I’m tired of the 21st Century, and I’m ready to skip ahead to the 22nd. I’ll think we’ll have things figured out by then.
The 21st Century is clearly a Dark Age; human intelligence and culture is in retreat. We’ve traded the life of the mind for the buzz of the hive.
It is also the era of misplaced concreteness. In the philosophy of Alfred North Whitehead, the Fallacy of Misplaced Concreteness occurs whenever someone mistakes an abstract concept for a concrete phenomena. We seem to think that the internet itself is a living, thinking connective tissue. Kevin Kelly is perhaps the biggest offender with his notion of “The Technium” becoming the 7th Kingdom of Life.
I’m confident that in another 100 years we’ll have put artificial intelligence in its rightful place, as a kind of hollow butler stuffed with our to-do lists, a slightly more realistic-looking Jeeves.

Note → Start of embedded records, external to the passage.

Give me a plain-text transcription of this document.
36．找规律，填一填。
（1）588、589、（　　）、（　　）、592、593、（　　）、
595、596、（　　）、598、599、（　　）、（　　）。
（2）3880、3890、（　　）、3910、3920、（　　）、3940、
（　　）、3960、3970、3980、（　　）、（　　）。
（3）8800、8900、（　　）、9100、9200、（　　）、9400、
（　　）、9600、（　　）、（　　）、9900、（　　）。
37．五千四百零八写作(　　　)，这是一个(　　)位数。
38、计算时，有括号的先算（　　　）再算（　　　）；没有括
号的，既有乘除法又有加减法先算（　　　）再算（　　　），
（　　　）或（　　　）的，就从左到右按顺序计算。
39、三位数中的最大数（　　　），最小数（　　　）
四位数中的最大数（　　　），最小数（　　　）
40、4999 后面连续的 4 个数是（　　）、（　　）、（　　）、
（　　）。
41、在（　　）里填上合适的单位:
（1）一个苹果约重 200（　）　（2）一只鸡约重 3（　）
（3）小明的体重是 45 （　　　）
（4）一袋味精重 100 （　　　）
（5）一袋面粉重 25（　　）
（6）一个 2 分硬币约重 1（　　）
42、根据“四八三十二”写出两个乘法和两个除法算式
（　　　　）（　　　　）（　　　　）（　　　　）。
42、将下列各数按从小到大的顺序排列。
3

Artificial Intelligence is an oxymoron, since intelligence requires embodiment, demands biology. Computation is not intelligence. The only way to “artificially” replicate human intelligence is cloning. The most effective method of cloning is sexual reproduction. All of this progress and we’re right back to where we’ve started from: perfecting our pick-up lines.
It’s time to skip ahead to the 22nd Century when we’ll (hopefully) figure out the right balance between technology and humanity and between civilization and the environment.
Learning actually hasn’t changed that much. Its delivery method has. Learning is still the same. It requires a whole mind, not a fractured one. It requires a real mind not a hallucinated one.